How is the eq part hooked to the amp? Is it connected internally and not detachable? I tried googling some stuff and came up with nadda. With 7 wires, I'd bet that 4 of them are your input(left and right+ and left and right -) and the other 3 go to your speakers(left+, right+ and a shared ground). Either that way, or the reverse of what I just said, with 4 wires going to your speakers(left+,left-,right+,right-) and the other 3 wires are your input from the deck(left+,right+ and common ground). It is probably the second option I just gave as alot of systems back then had a shared ground type of setup, which would be from the deck ti the amp, then your typical left+&- and right+&- out to speakers. I'd start from one side of the circular plug and use that as a starting point. The inputs and outputs are more than likely in order starting from one side of the plug or the other, meaning the first pin will be left + input, next pin will be right + input, next pin will be the shared ground pin, next pin will be left+, next pin will be left-, next pin will be right+ and last pin should be right-.


----------



## milburyl (Feb 23, 2014)

Im betting that the brown and green wires are your input, and the black wire is the shared ground. And the red(+) wire and the white/black(-)are your right speakers. And the blue(+) and the grey wire(-) are your left speaker. I'm just guessing here. The other option you have is to take amp apart and look where the wires connect to the board and make your determination from that.


----------



## ludude1975 (Jun 29, 2012)

Yes its definately confusing.

In picture 4 the top black cable heading to the right has a plug just like the plug in picture 3. So its removable. 
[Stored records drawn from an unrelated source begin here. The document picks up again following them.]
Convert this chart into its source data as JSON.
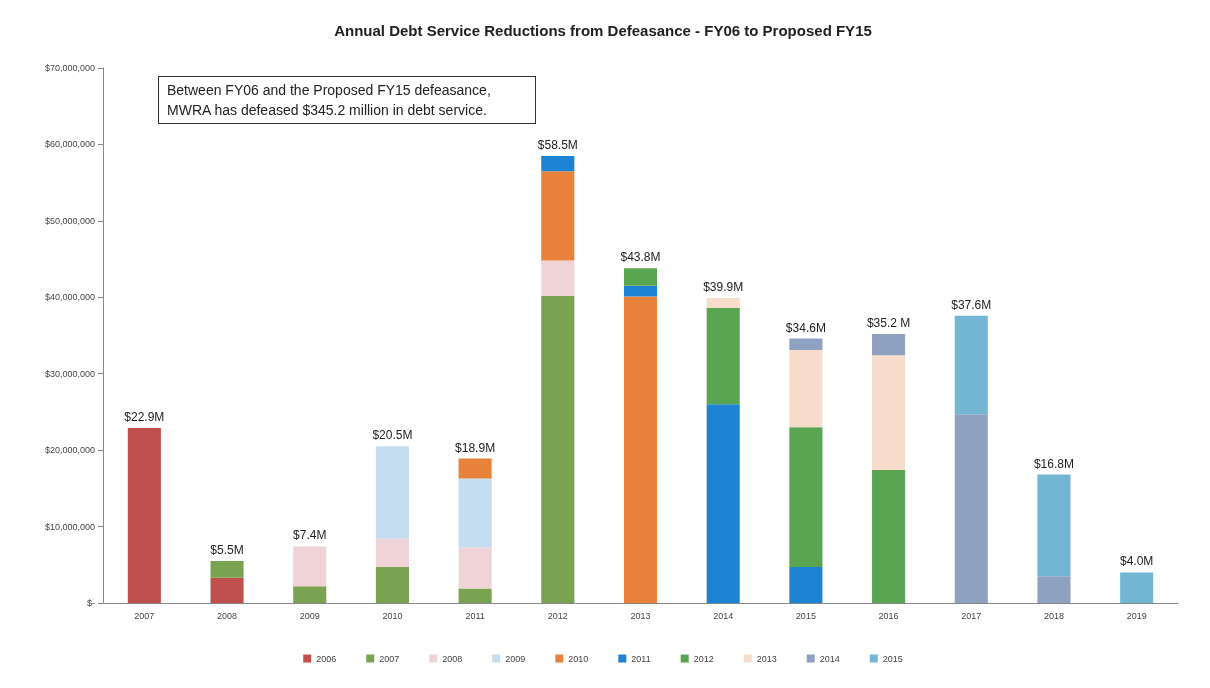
{
  "chart_data": {
    "type": "bar",
    "stacked": true,
    "title": "Annual Debt Service Reductions from Defeasance - FY06 to Proposed FY15",
    "annotations": [
      "Between FY06 and the Proposed FY15 defeasance, MWRA has defeased $345.2 million in debt service."
    ],
    "categories": [
      "2007",
      "2008",
      "2009",
      "2010",
      "2011",
      "2012",
      "2013",
      "2014",
      "2015",
      "2016",
      "2017",
      "2018",
      "2019"
    ],
    "series": [
      {
        "name": "2006",
        "color": "#c0504d",
        "values": [
          22900000,
          3300000,
          null,
          null,
          null,
          null,
          null,
          null,
          null,
          null,
          null,
          null,
          null
        ]
      },
      {
        "name": "2007",
        "color": "#7aa351",
        "values": [
          null,
          2200000,
          2200000,
          4700000,
          1900000,
          40200000,
          null,
          null,
          null,
          null,
          null,
          null,
          null
        ]
      },
      {
        "name": "2008",
        "color": "#f0d3d6",
        "values": [
          null,
          null,
          5200000,
          3700000,
          5400000,
          4600000,
          null,
          null,
          null,
          null,
          null,
          null,
          null
        ]
      },
      {
        "name": "2009",
        "color": "#c5ddf0",
        "values": [
          null,
          null,
          null,
          12100000,
          9000000,
          null,
          null,
          null,
          null,
          null,
          null,
          null,
          null
        ]
      },
      {
        "name": "2010",
        "color": "#e8823a",
        "values": [
          null,
          null,
          null,
          null,
          2600000,
          11700000,
          40100000,
          null,
          null,
          null,
          null,
          null,
          null
        ]
      },
      {
        "name": "2011",
        "color": "#1f83d4",
        "values": [
          null,
          null,
          null,
          null,
          null,
          2000000,
          1400000,
          26000000,
          4700000,
          null,
          null,
          null,
          null
        ]
      },
      {
        "name": "2012",
        "color": "#5aa552",
        "values": [
          null,
          null,
          null,
          null,
          null,
          null,
          2300000,
          12600000,
          18300000,
          17400000,
          null,
          null,
          null
        ]
      },
      {
        "name": "2013",
        "color": "#f7dccb",
        "values": [
          null,
          null,
          null,
          null,
          null,
          null,
          null,
          1300000,
          10100000,
          15000000,
          null,
          null,
          null
        ]
      },
      {
        "name": "2014",
        "color": "#8fa1c1",
        "values": [
          null,
          null,
          null,
          null,
          null,
          null,
          null,
          null,
          1500000,
          2800000,
          24700000,
          3500000,
          null
        ]
      },
      {
        "name": "2015",
        "color": "#72b6d3",
        "values": [
          null,
          null,
          null,
          null,
          null,
          null,
          null,
          null,
          null,
          null,
          12900000,
          13300000,
          4000000
        ]
      }
    ],
    "totals": [
      "$22.9M",
      "$5.5M",
      "$7.4M",
      "$20.5M",
      "$18.9M",
      "$58.5M",
      "$43.8M",
      "$39.9M",
      "$34.6M",
      "$35.2 M",
      "$37.6M",
      "$16.8M",
      "$4.0M"
    ],
    "ylim": [
      0,
      70000000
    ],
    "yticks": [
      {
        "value": 0,
        "label": "$-"
      },
      {
        "value": 10000000,
        "label": "$10,000,000"
      },
      {
        "value": 20000000,
        "label": "$20,000,000"
      },
      {
        "value": 30000000,
        "label": "$30,000,000"
      },
      {
        "value": 40000000,
        "label": "$40,000,000"
      },
      {
        "value": 50000000,
        "label": "$50,000,000"
      },
      {
        "value": 60000000,
        "label": "$60,000,000"
      },
      {
        "value": 70000000,
        "label": "$70,000,000"
      }
    ],
    "grid": false,
    "legend": "bottom"
  }
}
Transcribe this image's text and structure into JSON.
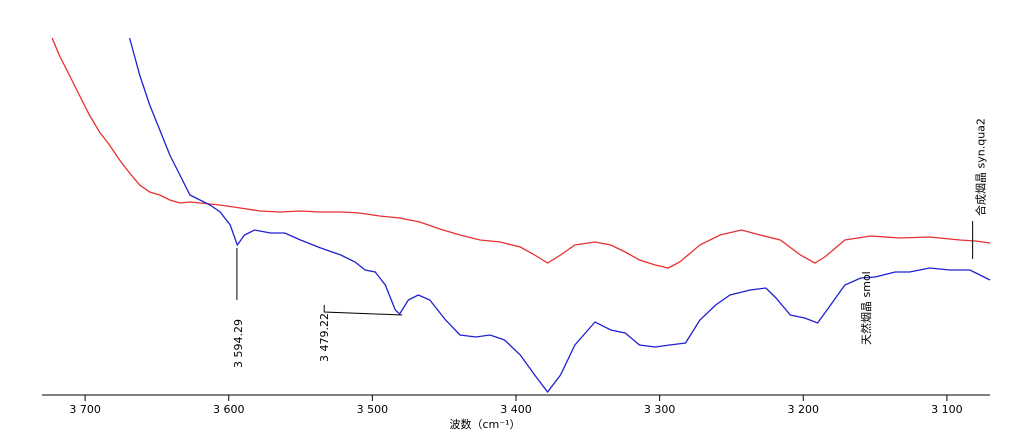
{
  "chart_data": {
    "type": "line",
    "x_label": "波数（cm⁻¹）",
    "xlim": [
      3730,
      3070
    ],
    "ylim": [
      0,
      365
    ],
    "xticks": [
      {
        "value": 3700,
        "label": "3 700"
      },
      {
        "value": 3600,
        "label": "3 600"
      },
      {
        "value": 3500,
        "label": "3 500"
      },
      {
        "value": 3400,
        "label": "3 400"
      },
      {
        "value": 3300,
        "label": "3 300"
      },
      {
        "value": 3200,
        "label": "3 200"
      },
      {
        "value": 3100,
        "label": "3 100"
      }
    ],
    "series": [
      {
        "name": "合成烟晶 syn.qua2",
        "color": "#e83030",
        "x": [
          3723,
          3718,
          3711,
          3704,
          3697,
          3690,
          3683,
          3676,
          3669,
          3662,
          3655,
          3648,
          3641,
          3634,
          3627,
          3620,
          3606,
          3592,
          3578,
          3564,
          3550,
          3536,
          3522,
          3509,
          3495,
          3481,
          3467,
          3453,
          3439,
          3425,
          3411,
          3397,
          3387,
          3378,
          3369,
          3359,
          3345,
          3334,
          3324,
          3314,
          3303,
          3294,
          3286,
          3272,
          3258,
          3243,
          3230,
          3216,
          3202,
          3192,
          3185,
          3171,
          3153,
          3133,
          3112,
          3091,
          3080,
          3070
        ],
        "values": [
          357,
          340,
          320,
          300,
          280,
          263,
          250,
          235,
          222,
          210,
          203,
          200,
          195,
          192,
          193,
          192,
          190,
          187,
          184,
          183,
          184,
          183,
          183,
          182,
          179,
          177,
          173,
          166,
          160,
          155,
          153,
          148,
          140,
          132,
          140,
          150,
          153,
          150,
          143,
          135,
          130,
          127,
          133,
          150,
          160,
          165,
          160,
          155,
          140,
          132,
          138,
          155,
          159,
          157,
          158,
          155,
          154,
          152
        ]
      },
      {
        "name": "天然烟晶 smol",
        "color": "#2020d0",
        "x": [
          3669,
          3662,
          3655,
          3648,
          3641,
          3634,
          3627,
          3620,
          3613,
          3606,
          3599,
          3594,
          3589,
          3582,
          3571,
          3561,
          3550,
          3536,
          3522,
          3512,
          3505,
          3498,
          3491,
          3484,
          3481,
          3475,
          3468,
          3460,
          3449,
          3439,
          3428,
          3418,
          3408,
          3397,
          3387,
          3378,
          3369,
          3359,
          3345,
          3334,
          3324,
          3314,
          3303,
          3293,
          3282,
          3272,
          3261,
          3251,
          3237,
          3226,
          3219,
          3209,
          3199,
          3190,
          3181,
          3171,
          3160,
          3150,
          3136,
          3126,
          3112,
          3098,
          3084,
          3070
        ],
        "values": [
          357,
          320,
          290,
          265,
          240,
          220,
          200,
          195,
          190,
          183,
          170,
          150,
          160,
          165,
          162,
          162,
          155,
          147,
          140,
          133,
          125,
          123,
          110,
          85,
          81,
          95,
          100,
          95,
          75,
          60,
          58,
          60,
          55,
          40,
          20,
          3,
          20,
          50,
          73,
          65,
          62,
          50,
          48,
          50,
          52,
          75,
          90,
          100,
          105,
          107,
          97,
          80,
          77,
          72,
          90,
          110,
          117,
          118,
          123,
          123,
          127,
          125,
          125,
          115
        ]
      }
    ],
    "annotations": [
      {
        "label": "3 594.29",
        "x": 3594.29
      },
      {
        "label": "3 479.22",
        "x": 3479.22
      }
    ]
  }
}
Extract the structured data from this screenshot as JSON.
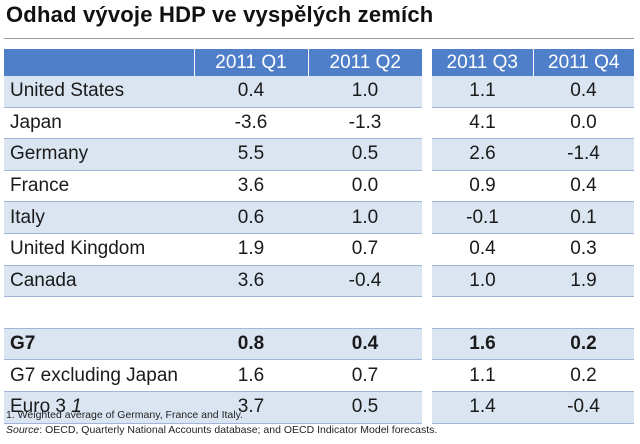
{
  "title": "Odhad vývoje HDP ve vyspělých zemích",
  "chart_data": {
    "type": "table",
    "columns": [
      "2011 Q1",
      "2011 Q2",
      "2011 Q3",
      "2011 Q4"
    ],
    "rows": [
      {
        "label": "United States",
        "values": [
          "0.4",
          "1.0",
          "1.1",
          "0.4"
        ]
      },
      {
        "label": "Japan",
        "values": [
          "-3.6",
          "-1.3",
          "4.1",
          "0.0"
        ]
      },
      {
        "label": "Germany",
        "values": [
          "5.5",
          "0.5",
          "2.6",
          "-1.4"
        ]
      },
      {
        "label": "France",
        "values": [
          "3.6",
          "0.0",
          "0.9",
          "0.4"
        ]
      },
      {
        "label": "Italy",
        "values": [
          "0.6",
          "1.0",
          "-0.1",
          "0.1"
        ]
      },
      {
        "label": "United Kingdom",
        "values": [
          "1.9",
          "0.7",
          "0.4",
          "0.3"
        ]
      },
      {
        "label": "Canada",
        "values": [
          "3.6",
          "-0.4",
          "1.0",
          "1.9"
        ]
      },
      {
        "label": "",
        "values": [
          "",
          "",
          "",
          ""
        ]
      },
      {
        "label": "G7",
        "values": [
          "0.8",
          "0.4",
          "1.6",
          "0.2"
        ],
        "bold": true
      },
      {
        "label": "G7 excluding Japan",
        "values": [
          "1.6",
          "0.7",
          "1.1",
          "0.2"
        ]
      },
      {
        "label": "Euro 3",
        "label_sup": "1",
        "values": [
          "3.7",
          "0.5",
          "1.4",
          "-0.4"
        ]
      }
    ]
  },
  "footnote": "1.   Weighted average of Germany, France and Italy.",
  "source_label": "Source",
  "source_text": ": OECD, Quarterly National Accounts database; and OECD Indicator Model forecasts."
}
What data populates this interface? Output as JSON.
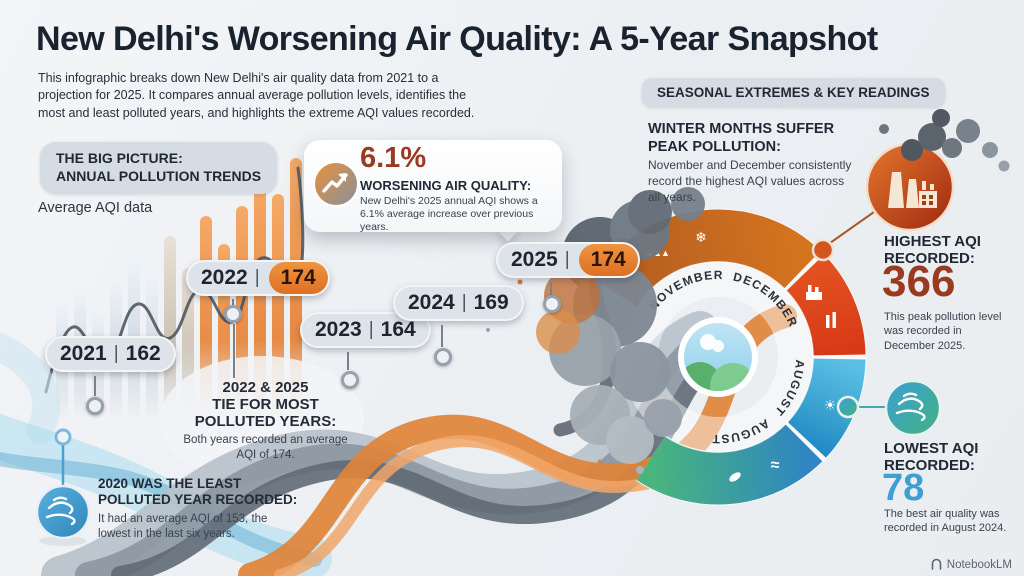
{
  "page": {
    "title": "New Delhi's Worsening Air Quality: A 5-Year Snapshot",
    "subtitle": "This infographic breaks down New Delhi's air quality data from 2021 to a projection for 2025. It compares annual average pollution levels, identifies the most and least polluted years, and highlights the extreme AQI values recorded.",
    "watermark": "NotebookLM"
  },
  "labels": {
    "separator": "|"
  },
  "left_panel": {
    "section_title_line1": "THE BIG PICTURE:",
    "section_title_line2": "ANNUAL POLLUTION TRENDS",
    "caption": "Average AQI data"
  },
  "stat_callout": {
    "value": "6.1%",
    "heading": "WORSENING AIR QUALITY:",
    "body": "New Delhi's 2025 annual AQI shows a 6.1% average increase over previous years."
  },
  "year_markers": [
    {
      "year": "2021",
      "value": "162"
    },
    {
      "year": "2022",
      "value": "174"
    },
    {
      "year": "2023",
      "value": "164"
    },
    {
      "year": "2024",
      "value": "169"
    },
    {
      "year": "2025",
      "value": "174"
    }
  ],
  "callouts": {
    "tie": {
      "heading_line1": "2022 & 2025",
      "heading_line2": "TIE FOR MOST",
      "heading_line3": "POLLUTED YEARS:",
      "body": "Both years recorded an average AQI of 174."
    },
    "least": {
      "heading_line1": "2020 WAS THE LEAST",
      "heading_line2": "POLLUTED YEAR RECORDED:",
      "body": "It had an average AQI of 153, the lowest in the last six years."
    }
  },
  "right_panel": {
    "section_title": "SEASONAL EXTREMES & KEY READINGS",
    "winter": {
      "heading_line1": "WINTER MONTHS SUFFER",
      "heading_line2": "PEAK POLLUTION:",
      "body": "November and December consistently record the highest AQI values across all years."
    },
    "highest": {
      "label_line1": "HIGHEST AQI",
      "label_line2": "RECORDED:",
      "value": "366",
      "body": "This peak pollution level was recorded in December 2025."
    },
    "lowest": {
      "label_line1": "LOWEST AQI",
      "label_line2": "RECORDED:",
      "value": "78",
      "body": "The best air quality was recorded in August 2024."
    },
    "ring_months": [
      "NOVEMBER",
      "DECEMBER",
      "AUGUST",
      "AUGUST"
    ]
  },
  "icons": {
    "snowflake": "❄",
    "sun": "☀",
    "waves": "≈",
    "trees": "▲▲▲"
  },
  "colors": {
    "accent_orange": "#DE6F24",
    "accent_red": "#9C3921",
    "accent_blue": "#3D9FD2",
    "ring_orange": "#C9661F",
    "ring_red": "#D32F12",
    "ring_blue": "#2089C2",
    "ring_green": "#49B57D",
    "ink": "#1B2430"
  },
  "chart_data": {
    "type": "bar",
    "title": "Annual Pollution Trends (Average AQI)",
    "categories": [
      "2021",
      "2022",
      "2023",
      "2024",
      "2025"
    ],
    "values": [
      162,
      174,
      164,
      169,
      174
    ],
    "ylabel": "Average AQI",
    "annotations": {
      "increase_pct": "6.1%",
      "tie_years": [
        "2022",
        "2025"
      ],
      "tie_value": 174,
      "least_year": "2020",
      "least_value": 153,
      "highest_aqi": 366,
      "highest_when": "December 2025",
      "lowest_aqi": 78,
      "lowest_when": "August 2024",
      "peak_months": [
        "NOVEMBER",
        "DECEMBER"
      ],
      "clean_month": "AUGUST"
    },
    "background_bars": {
      "values": [
        118,
        132,
        112,
        144,
        166,
        148,
        184,
        152,
        204,
        176,
        214,
        246,
        226,
        262
      ],
      "colors": [
        "blue",
        "blue",
        "blue",
        "blue",
        "blue",
        "blue",
        "tan",
        "tan",
        "orange",
        "orange",
        "orange",
        "orange",
        "orange",
        "orange"
      ]
    }
  }
}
Picture 1 and 3 are the same plug, only in picture 3 I unplugged them to show the connector. The wires leaving are red black blue green grey brown and white. Here's the funny part the wires inside the amp are a different color then the wires leaving the plug. Its definitely no standard wiring color like some were back then. Its hard to tell if its 2+1 in 2+2 out or 2+2 in and 2+1 out. I was hoping I could ring out inputs to outputs in bypass mode but doesn't seem possible. I get more time this weekend I'm gonna cut open the black rubber covering the wires and try to ring stuff out.


----------



## Frzninvt (Nov 7, 2012)

The V505 uses a floating ground configuration. All you should have positive wires for all the speaker outputs and one centralized ground. I have a wiring diagram on my PC at home if you still need it. They did sound very good when wired correctly.


----------



## ludude1975 (Jun 29, 2012)

I kinda figured it was shared Ground but I still stumped on what wire color goes to what as far as which two are L & R input + and which are L & R output +. Old 3 wire common grounds even 5 wire common grounds aren't too difficult to figure out but throwing in the inputs in the same connector this 7 wire has me stummped. I didn't know if the black and red are extra 12v+ & 12- accessory power since it has a seperate red and black comming in? (brown green) outputs ? (grey blue) in? white common? Very confusing. I hate to experiment and toast it. 

If you could post a wiring diagram that would be awsome. I like some of the vintage audio and figured one day I get myself a vintage ride to put it in. For now it's screwed to the wall of my man cave lol.


----------



## Frzninvt (Nov 7, 2012)

I am searching my folders for it I was certain I had it.


----------